For the most part, "Amelia" navigates that tricky plot territory well.  Drawing on a couple of Earhart biographies (Susan Butler's "East to the Dawn" and Mary Lovell's "The Sound of Wings"), able screenwriters Ron Bass (an Oscar-winner for "Rain Man") and Anna Hamilton Phelan ("Gorillas in the Mist") hone in on 10 key years in the unbridled adventurer's life.

Many who take their seats for "Amelia" will already know, of course, that Earhart became the first woman to fly across the Atlantic (as a disgruntled passenger) in 1928.  Who doesn't know that the daring aviatrix perished in the summer of 1937 trying to become the first woman to fly around the world.  

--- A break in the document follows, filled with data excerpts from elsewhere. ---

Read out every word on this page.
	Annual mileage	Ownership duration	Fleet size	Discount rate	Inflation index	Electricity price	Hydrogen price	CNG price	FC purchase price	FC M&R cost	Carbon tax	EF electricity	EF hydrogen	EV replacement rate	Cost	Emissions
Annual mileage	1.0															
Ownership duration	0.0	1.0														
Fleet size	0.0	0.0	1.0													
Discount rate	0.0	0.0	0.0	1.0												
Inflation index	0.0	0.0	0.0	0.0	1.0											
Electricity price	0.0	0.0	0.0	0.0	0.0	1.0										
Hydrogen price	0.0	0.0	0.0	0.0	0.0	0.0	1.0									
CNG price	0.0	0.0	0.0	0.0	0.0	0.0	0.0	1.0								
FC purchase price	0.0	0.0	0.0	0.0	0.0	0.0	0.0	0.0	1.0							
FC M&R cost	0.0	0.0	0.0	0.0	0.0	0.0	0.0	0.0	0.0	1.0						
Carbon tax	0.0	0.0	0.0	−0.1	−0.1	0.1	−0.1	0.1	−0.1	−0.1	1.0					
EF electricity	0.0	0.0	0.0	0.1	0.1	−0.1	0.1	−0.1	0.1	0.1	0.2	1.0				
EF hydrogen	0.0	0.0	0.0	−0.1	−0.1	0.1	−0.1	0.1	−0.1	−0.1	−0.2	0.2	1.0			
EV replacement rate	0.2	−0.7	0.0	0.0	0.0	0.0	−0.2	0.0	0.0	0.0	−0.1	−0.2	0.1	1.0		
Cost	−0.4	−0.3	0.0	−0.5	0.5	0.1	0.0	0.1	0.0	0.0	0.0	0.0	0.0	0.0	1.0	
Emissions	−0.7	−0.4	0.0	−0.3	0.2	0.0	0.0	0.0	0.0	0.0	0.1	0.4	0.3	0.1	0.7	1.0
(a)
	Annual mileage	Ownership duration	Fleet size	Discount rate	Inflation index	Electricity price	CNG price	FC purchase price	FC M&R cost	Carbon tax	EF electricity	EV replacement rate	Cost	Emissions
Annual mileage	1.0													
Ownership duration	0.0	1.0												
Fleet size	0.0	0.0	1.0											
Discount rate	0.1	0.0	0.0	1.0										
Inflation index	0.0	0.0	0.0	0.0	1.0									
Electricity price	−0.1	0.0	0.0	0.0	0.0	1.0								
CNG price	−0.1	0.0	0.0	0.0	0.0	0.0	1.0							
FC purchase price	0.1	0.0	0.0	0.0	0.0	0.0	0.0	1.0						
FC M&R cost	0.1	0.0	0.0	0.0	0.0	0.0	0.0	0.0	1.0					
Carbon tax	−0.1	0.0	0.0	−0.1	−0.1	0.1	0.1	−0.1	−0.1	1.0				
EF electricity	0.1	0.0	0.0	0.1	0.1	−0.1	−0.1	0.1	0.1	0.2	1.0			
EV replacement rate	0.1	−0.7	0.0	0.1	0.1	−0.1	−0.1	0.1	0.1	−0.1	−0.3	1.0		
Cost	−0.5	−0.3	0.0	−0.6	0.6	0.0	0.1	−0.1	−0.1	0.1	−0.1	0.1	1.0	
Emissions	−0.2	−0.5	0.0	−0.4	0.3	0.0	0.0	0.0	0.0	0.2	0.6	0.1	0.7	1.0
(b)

What you might not know, however, is the freedom-at-all-costs woman who had three great loves in her life.  If "Amelia" unveils the true Earhart, husband George Putnam (Richard Gere) and lover Gene Vidal (Ewan McGregor) both had to line up behind Earhart's sense of freedom and adventure.

This is the Amelia Earhart that Swank reveals so well  in layers.  That's nothing new for the actress known for diving far enough into her characters to reveal the intimacies of a stranger's soul.

Twice Swank has walked away from the Academy Awards ceremony with a Best Actress golden statuette in hand for doing just that; as Brandon Teena in "Boys Don't Dry" (1999) and as a determined boxer in Clint Eastwood's "Million Dollar Baby" (2005).

She could very well put herself in the Oscar race again as this woman of tremendous spunk and courage, but also one who's a little goofy at times and foolishly in love with humanity.

Gere, toned down a little by Nair, is a good choice to portray Earhart's dream weaver.  Putnam, a pioneer himself, can be thanked -- if you're so inclined -- for navigating uncharted promotional and public relation waters.

Amelia was the daring one flying the plane.  But it was Putnam who came up with clever product endorsements and speaking tours to finance his wife's itch to explore above the clouds.

McGregor seemed oddly cast as "the other man" to me at first.  Thankfully, the Scottish actor of the "Star Wars" prequels and "Trainspotting" fame dispelled any concern by diving into his character as well.

If there's any disappointment in this lavish production, it's the unavoidable letdown when fate and history step in to spoil the party.